Depuis jeudi, la justice allemande se penche sur le cas de huit adolescents, dont certains sont mineurs, accusés d'appartenir à un groupement d'ultra-droite, dénommé « La dernière Vague de Défense ». Leur procès se déroule à Hambourg, où ils sont inculpés de tentative de meurtre et d'appartenance à une organisation terroriste.
Ces jeunes sont soupçonnés d'avoir orchestré plusieurs attaques violentes ciblant des réfugiés et des militants de gauche. En octobre 2024, ils auraient incendié un centre culturel à Altdöbern, en Brandebourg, et selon le parquet, c’est « uniquement par chance » qu'aucun dommage corporel n'a été déploré. En janvier 2025, ils auraient également tiré des feux d'artifice sur un foyer de réfugiés à Schmölln et y auraient tracé des symboles nazis. Ils sont en outre accusés d'avoir agressé des individus qu'ils désignaient comme « pédophiles ».

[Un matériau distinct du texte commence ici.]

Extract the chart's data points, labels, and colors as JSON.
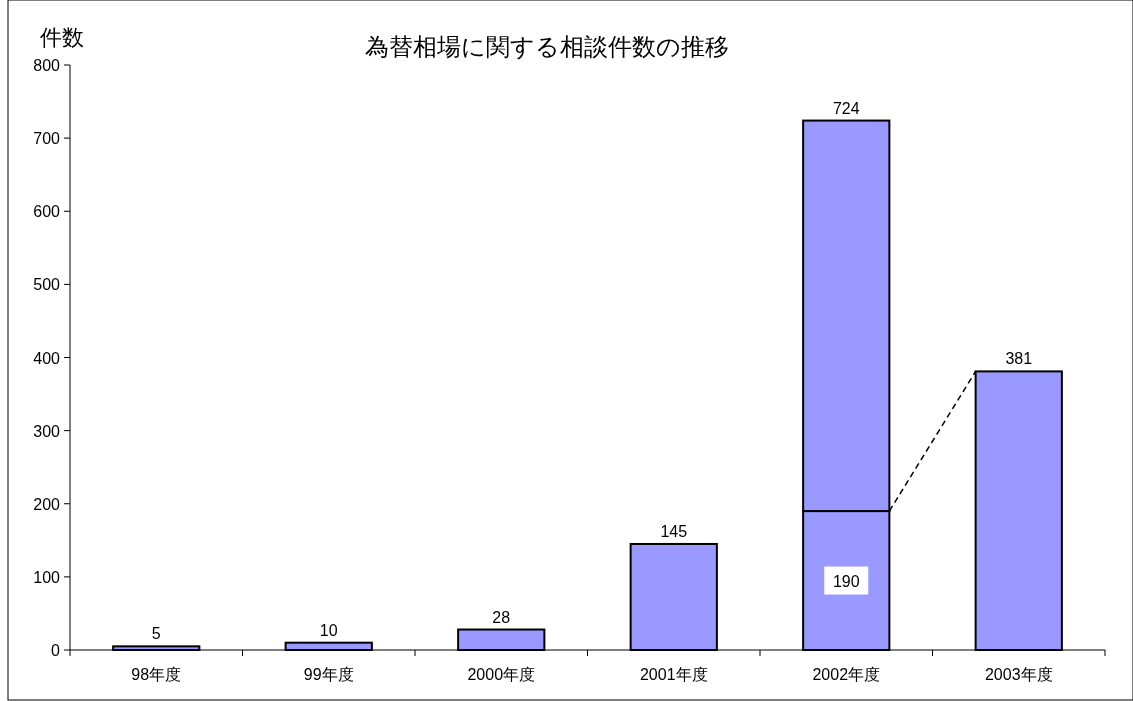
{
  "chart_data": {
    "type": "bar",
    "title": "為替相場に関する相談件数の推移",
    "ylabel": "件数",
    "categories": [
      "98年度",
      "99年度",
      "2000年度",
      "2001年度",
      "2002年度",
      "2003年度"
    ],
    "stacked": true,
    "series": [
      {
        "color": "#9999ff",
        "values": [
          5,
          10,
          28,
          145,
          190,
          381
        ],
        "value_labels": [
          null,
          null,
          null,
          null,
          "190",
          null
        ]
      },
      {
        "color": "#9999ff",
        "values": [
          null,
          null,
          null,
          null,
          534,
          null
        ]
      }
    ],
    "totals": [
      "5",
      "10",
      "28",
      "145",
      "724",
      "381"
    ],
    "ylim": [
      0,
      800
    ],
    "yticks": [
      0,
      100,
      200,
      300,
      400,
      500,
      600,
      700,
      800
    ],
    "grid": false
  }
}
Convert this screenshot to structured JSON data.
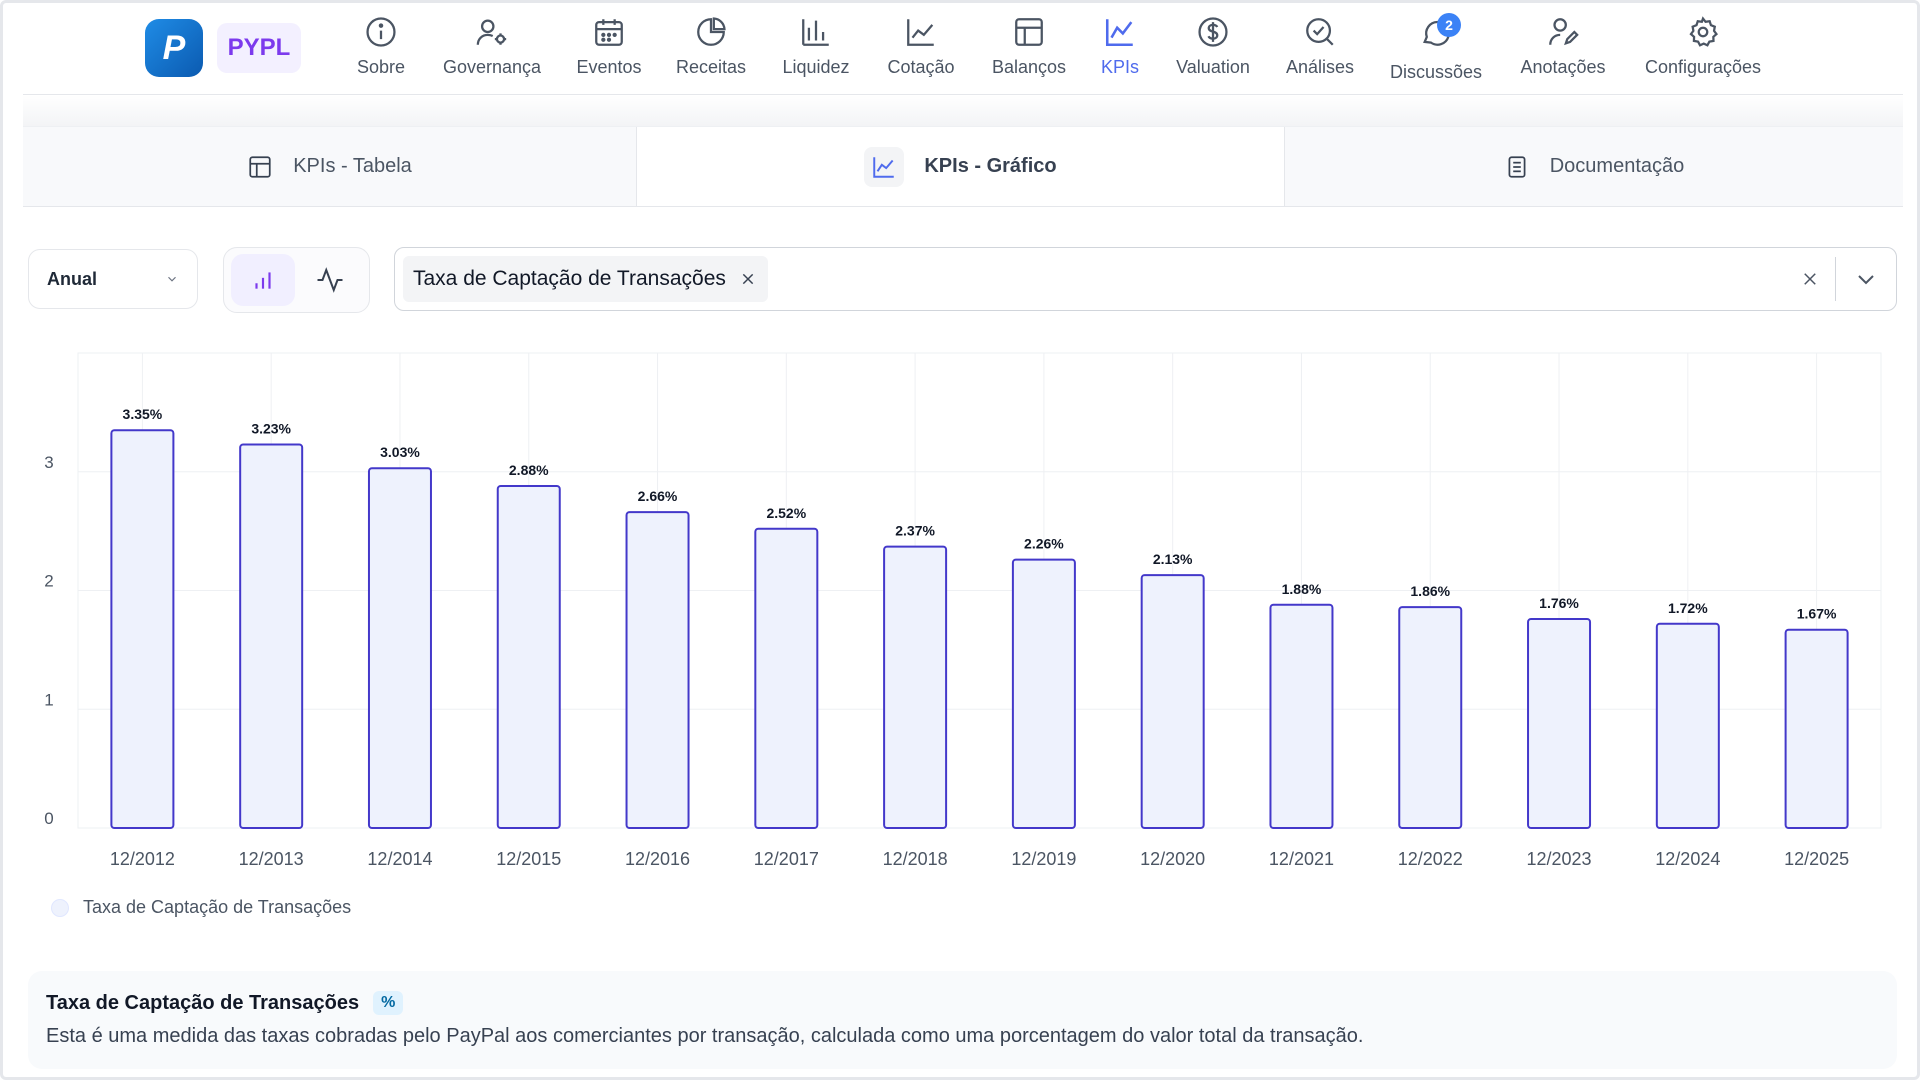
{
  "app": {
    "ticker": "PYPL",
    "logo_letter": "P"
  },
  "nav": {
    "items": [
      {
        "label": "Sobre",
        "icon": "info-icon"
      },
      {
        "label": "Governança",
        "icon": "user-gear-icon"
      },
      {
        "label": "Eventos",
        "icon": "calendar-icon"
      },
      {
        "label": "Receitas",
        "icon": "pie-chart-icon"
      },
      {
        "label": "Liquidez",
        "icon": "bar-chart-icon"
      },
      {
        "label": "Cotação",
        "icon": "line-chart-icon"
      },
      {
        "label": "Balanços",
        "icon": "layout-icon"
      },
      {
        "label": "KPIs",
        "icon": "kpi-chart-icon",
        "active": true
      },
      {
        "label": "Valuation",
        "icon": "dollar-circle-icon"
      },
      {
        "label": "Análises",
        "icon": "search-check-icon"
      },
      {
        "label": "Discussões",
        "icon": "chat-icon",
        "badge": "2"
      },
      {
        "label": "Anotações",
        "icon": "user-pen-icon"
      },
      {
        "label": "Configurações",
        "icon": "gear-icon"
      }
    ]
  },
  "tabs": [
    {
      "label": "KPIs - Tabela",
      "icon": "table-icon"
    },
    {
      "label": "KPIs - Gráfico",
      "icon": "chart-icon",
      "active": true
    },
    {
      "label": "Documentação",
      "icon": "document-icon"
    }
  ],
  "controls": {
    "period": "Anual",
    "selected_kpi": "Taxa de Captação de Transações"
  },
  "colors": {
    "bar_fill": "#eef2fd",
    "bar_stroke": "#4338ca",
    "accent": "#4f6bed",
    "grid": "#eef0f3"
  },
  "chart_data": {
    "type": "bar",
    "categories": [
      "12/2012",
      "12/2013",
      "12/2014",
      "12/2015",
      "12/2016",
      "12/2017",
      "12/2018",
      "12/2019",
      "12/2020",
      "12/2021",
      "12/2022",
      "12/2023",
      "12/2024",
      "12/2025"
    ],
    "series": [
      {
        "name": "Taxa de Captação de Transações",
        "values": [
          3.35,
          3.23,
          3.03,
          2.88,
          2.66,
          2.52,
          2.37,
          2.26,
          2.13,
          1.88,
          1.86,
          1.76,
          1.72,
          1.67
        ],
        "labels": [
          "3.35%",
          "3.23%",
          "3.03%",
          "2.88%",
          "2.66%",
          "2.52%",
          "2.37%",
          "2.26%",
          "2.13%",
          "1.88%",
          "1.86%",
          "1.76%",
          "1.72%",
          "1.67%"
        ]
      }
    ],
    "yticks": [
      "0",
      "1",
      "2",
      "3"
    ],
    "ylim": [
      0,
      4
    ],
    "grid": true,
    "legend": "bottom-left"
  },
  "description": {
    "title": "Taxa de Captação de Transações",
    "unit": "%",
    "text": "Esta é uma medida das taxas cobradas pelo PayPal aos comerciantes por transação, calculada como uma porcentagem do valor total da transação."
  }
}
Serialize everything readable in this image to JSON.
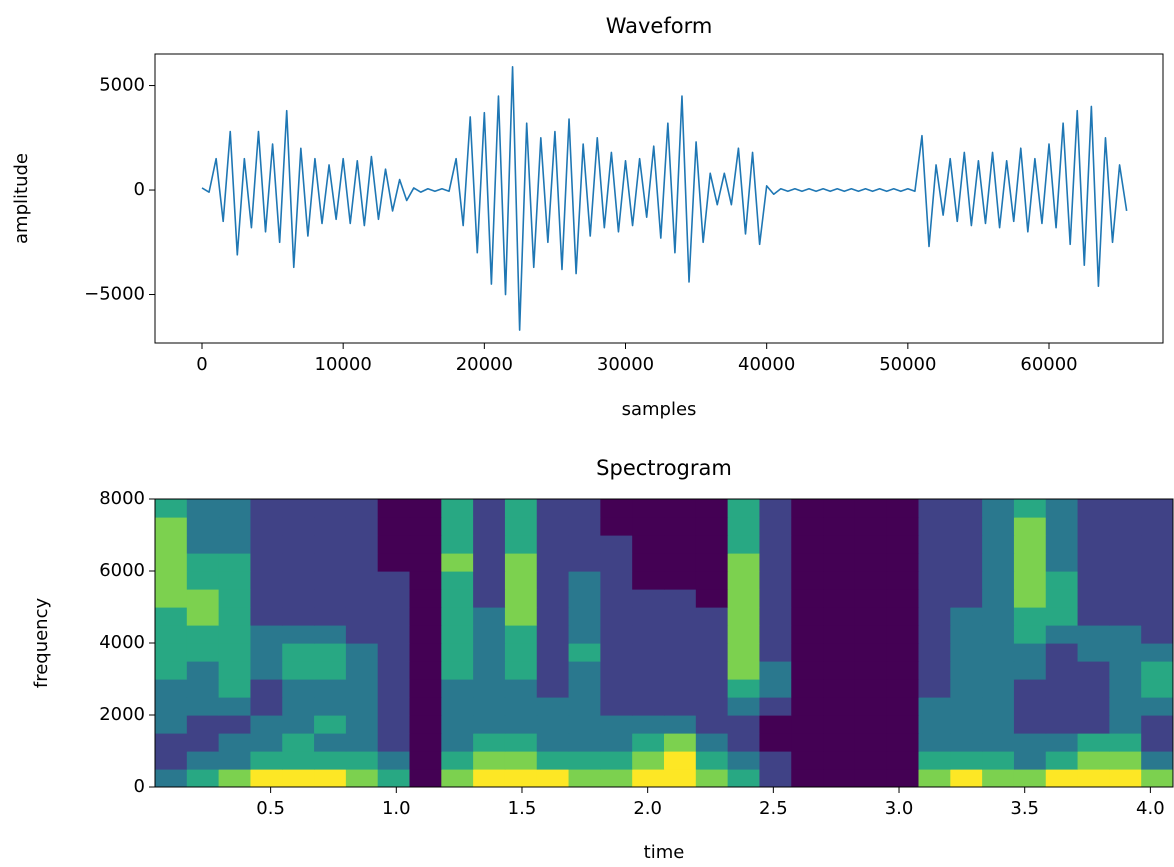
{
  "chart_data": [
    {
      "type": "line",
      "title": "Waveform",
      "x_label": "samples",
      "y_label": "amplitude",
      "color": "#1f77b4",
      "x": [
        0,
        500,
        1000,
        1500,
        2000,
        2500,
        3000,
        3500,
        4000,
        4500,
        5000,
        5500,
        6000,
        6500,
        7000,
        7500,
        8000,
        8500,
        9000,
        9500,
        10000,
        10500,
        11000,
        11500,
        12000,
        12500,
        13000,
        13500,
        14000,
        14500,
        15000,
        15500,
        16000,
        16500,
        17000,
        17500,
        18000,
        18500,
        19000,
        19500,
        20000,
        20500,
        21000,
        21500,
        22000,
        22500,
        23000,
        23500,
        24000,
        24500,
        25000,
        25500,
        26000,
        26500,
        27000,
        27500,
        28000,
        28500,
        29000,
        29500,
        30000,
        30500,
        31000,
        31500,
        32000,
        32500,
        33000,
        33500,
        34000,
        34500,
        35000,
        35500,
        36000,
        36500,
        37000,
        37500,
        38000,
        38500,
        39000,
        39500,
        40000,
        40500,
        41000,
        41500,
        42000,
        42500,
        43000,
        43500,
        44000,
        44500,
        45000,
        45500,
        46000,
        46500,
        47000,
        47500,
        48000,
        48500,
        49000,
        49500,
        50000,
        50500,
        51000,
        51500,
        52000,
        52500,
        53000,
        53500,
        54000,
        54500,
        55000,
        55500,
        56000,
        56500,
        57000,
        57500,
        58000,
        58500,
        59000,
        59500,
        60000,
        60500,
        61000,
        61500,
        62000,
        62500,
        63000,
        63500,
        64000,
        64500,
        65000,
        65500
      ],
      "values": [
        100,
        -100,
        1500,
        -1500,
        2800,
        -3100,
        1500,
        -1800,
        2800,
        -2000,
        2200,
        -2500,
        3800,
        -3700,
        2000,
        -2200,
        1500,
        -1600,
        1200,
        -1400,
        1500,
        -1600,
        1400,
        -1700,
        1600,
        -1400,
        1000,
        -1000,
        500,
        -500,
        100,
        -100,
        60,
        -60,
        60,
        -60,
        1500,
        -1700,
        3500,
        -3000,
        3700,
        -4500,
        4500,
        -5000,
        5900,
        -6700,
        3200,
        -3700,
        2500,
        -2500,
        2800,
        -3800,
        3400,
        -4000,
        2200,
        -2200,
        2500,
        -1800,
        1800,
        -2000,
        1400,
        -1700,
        1500,
        -1300,
        2100,
        -2300,
        3200,
        -3000,
        4500,
        -4400,
        2300,
        -2500,
        800,
        -700,
        800,
        -700,
        2000,
        -2100,
        1800,
        -2600,
        200,
        -200,
        60,
        -60,
        60,
        -60,
        60,
        -60,
        60,
        -60,
        60,
        -60,
        60,
        -60,
        60,
        -60,
        60,
        -60,
        60,
        -60,
        60,
        -60,
        2600,
        -2700,
        1200,
        -1200,
        1500,
        -1500,
        1800,
        -1700,
        1400,
        -1600,
        1800,
        -1800,
        1400,
        -1500,
        2000,
        -2000,
        1500,
        -1600,
        2200,
        -1800,
        3200,
        -2600,
        3800,
        -3600,
        4000,
        -4600,
        2500,
        -2500,
        1200,
        -1000
      ],
      "xlim": [
        -3330,
        68075
      ],
      "ylim": [
        -7320,
        6510
      ],
      "xticks": [
        0,
        10000,
        20000,
        30000,
        40000,
        50000,
        60000
      ],
      "yticks": [
        {
          "value": -5000,
          "label": "−5000"
        },
        0,
        5000
      ]
    },
    {
      "type": "heatmap",
      "title": "Spectrogram",
      "x_label": "time",
      "y_label": "frequency",
      "colormap": "viridis",
      "xlim": [
        0.04,
        4.09
      ],
      "ylim": [
        0,
        8000
      ],
      "xticks": [
        0.5,
        {
          "value": 1,
          "label": "1.0"
        },
        1.5,
        {
          "value": 2,
          "label": "2.0"
        },
        2.5,
        {
          "value": 3,
          "label": "3.0"
        },
        3.5,
        {
          "value": 4,
          "label": "4.0"
        }
      ],
      "yticks": [
        0,
        2000,
        4000,
        6000,
        8000
      ],
      "values": [
        [
          5,
          6,
          7,
          8,
          8,
          8,
          7,
          6,
          3,
          7,
          8,
          8,
          8,
          7,
          7,
          8,
          8,
          7,
          6,
          4,
          3,
          3,
          3,
          3,
          7,
          8,
          7,
          7,
          8,
          8,
          8,
          7
        ],
        [
          4,
          5,
          5,
          6,
          6,
          6,
          6,
          5,
          3,
          6,
          7,
          7,
          6,
          6,
          6,
          7,
          8,
          6,
          5,
          4,
          3,
          3,
          3,
          3,
          6,
          6,
          6,
          5,
          6,
          7,
          7,
          5
        ],
        [
          4,
          4,
          5,
          5,
          6,
          5,
          5,
          4,
          3,
          5,
          6,
          6,
          5,
          5,
          5,
          6,
          7,
          5,
          4,
          3,
          3,
          3,
          3,
          3,
          5,
          5,
          5,
          5,
          5,
          6,
          6,
          4
        ],
        [
          5,
          4,
          4,
          5,
          5,
          6,
          5,
          4,
          3,
          5,
          5,
          5,
          5,
          5,
          5,
          5,
          5,
          4,
          4,
          3,
          3,
          3,
          3,
          3,
          5,
          5,
          5,
          4,
          4,
          4,
          5,
          4
        ],
        [
          5,
          5,
          5,
          4,
          5,
          5,
          5,
          4,
          3,
          5,
          5,
          5,
          5,
          5,
          4,
          4,
          4,
          4,
          5,
          4,
          3,
          3,
          3,
          3,
          5,
          5,
          5,
          4,
          4,
          4,
          5,
          5
        ],
        [
          5,
          5,
          6,
          4,
          5,
          5,
          5,
          4,
          3,
          5,
          5,
          5,
          4,
          5,
          4,
          4,
          4,
          4,
          6,
          5,
          3,
          3,
          3,
          3,
          4,
          5,
          5,
          4,
          4,
          4,
          5,
          6
        ],
        [
          6,
          5,
          6,
          5,
          6,
          6,
          5,
          4,
          3,
          6,
          5,
          6,
          4,
          5,
          4,
          4,
          4,
          4,
          7,
          5,
          3,
          3,
          3,
          3,
          4,
          5,
          5,
          5,
          4,
          4,
          5,
          6
        ],
        [
          6,
          6,
          6,
          5,
          6,
          6,
          5,
          4,
          3,
          6,
          5,
          6,
          4,
          6,
          4,
          4,
          4,
          4,
          7,
          4,
          3,
          3,
          3,
          3,
          4,
          5,
          5,
          5,
          4,
          5,
          5,
          5
        ],
        [
          6,
          6,
          6,
          5,
          5,
          5,
          4,
          4,
          3,
          6,
          5,
          6,
          4,
          5,
          4,
          4,
          4,
          4,
          7,
          4,
          3,
          3,
          3,
          3,
          4,
          5,
          5,
          6,
          5,
          5,
          5,
          4
        ],
        [
          6,
          7,
          6,
          4,
          4,
          4,
          4,
          4,
          3,
          6,
          5,
          7,
          4,
          5,
          4,
          4,
          4,
          4,
          7,
          4,
          3,
          3,
          3,
          3,
          4,
          5,
          5,
          6,
          6,
          4,
          4,
          4
        ],
        [
          7,
          7,
          6,
          4,
          4,
          4,
          4,
          4,
          3,
          6,
          4,
          7,
          4,
          5,
          4,
          4,
          4,
          3,
          7,
          4,
          3,
          3,
          3,
          3,
          4,
          4,
          5,
          7,
          6,
          4,
          4,
          4
        ],
        [
          7,
          6,
          6,
          4,
          4,
          4,
          4,
          4,
          3,
          6,
          4,
          7,
          4,
          5,
          4,
          3,
          3,
          3,
          7,
          4,
          3,
          3,
          3,
          3,
          4,
          4,
          5,
          7,
          6,
          4,
          4,
          4
        ],
        [
          7,
          6,
          6,
          4,
          4,
          4,
          4,
          3,
          3,
          7,
          4,
          7,
          4,
          4,
          4,
          3,
          3,
          3,
          7,
          4,
          3,
          3,
          3,
          3,
          4,
          4,
          5,
          7,
          5,
          4,
          4,
          4
        ],
        [
          7,
          5,
          5,
          4,
          4,
          4,
          4,
          3,
          3,
          6,
          4,
          6,
          4,
          4,
          4,
          3,
          3,
          3,
          6,
          4,
          3,
          3,
          3,
          3,
          4,
          4,
          5,
          7,
          5,
          4,
          4,
          4
        ],
        [
          7,
          5,
          5,
          4,
          4,
          4,
          4,
          3,
          3,
          6,
          4,
          6,
          4,
          4,
          3,
          3,
          3,
          3,
          6,
          4,
          3,
          3,
          3,
          3,
          4,
          4,
          5,
          7,
          5,
          4,
          4,
          4
        ],
        [
          6,
          5,
          5,
          4,
          4,
          4,
          4,
          3,
          3,
          6,
          4,
          6,
          4,
          4,
          3,
          3,
          3,
          3,
          6,
          4,
          3,
          3,
          3,
          3,
          4,
          4,
          5,
          6,
          5,
          4,
          4,
          4
        ]
      ]
    }
  ]
}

L'accusation décrit ce groupe comme aspirant à « l'effondrement du système démocratique par des actes de violence, principalement dirigés contre des migrants et des opposants politiques ». Les membres se présentent comme « la dernière ligne de défense de la nation allemande ». La majorité des suspects a été arrêtée lors de perquisitions menées en mai 2025, alors qu'ils avaient entre 14 et 21 ans, soulevant des inquiétudes sur la radicalisation des jeunes en Allemagne, souvent exacerbée par l'influence des réseaux sociaux.
Une porte-parole du tribunal a signalé que la lecture de l'acte d'accusation a eu lieu en public, mais les prochaines audiences pourraient être tenues à huis clos en raison de l'âge des accusés. Ce procès exceptionnel devrait se poursuivre jusqu'en mai, selon les autorités judiciaires.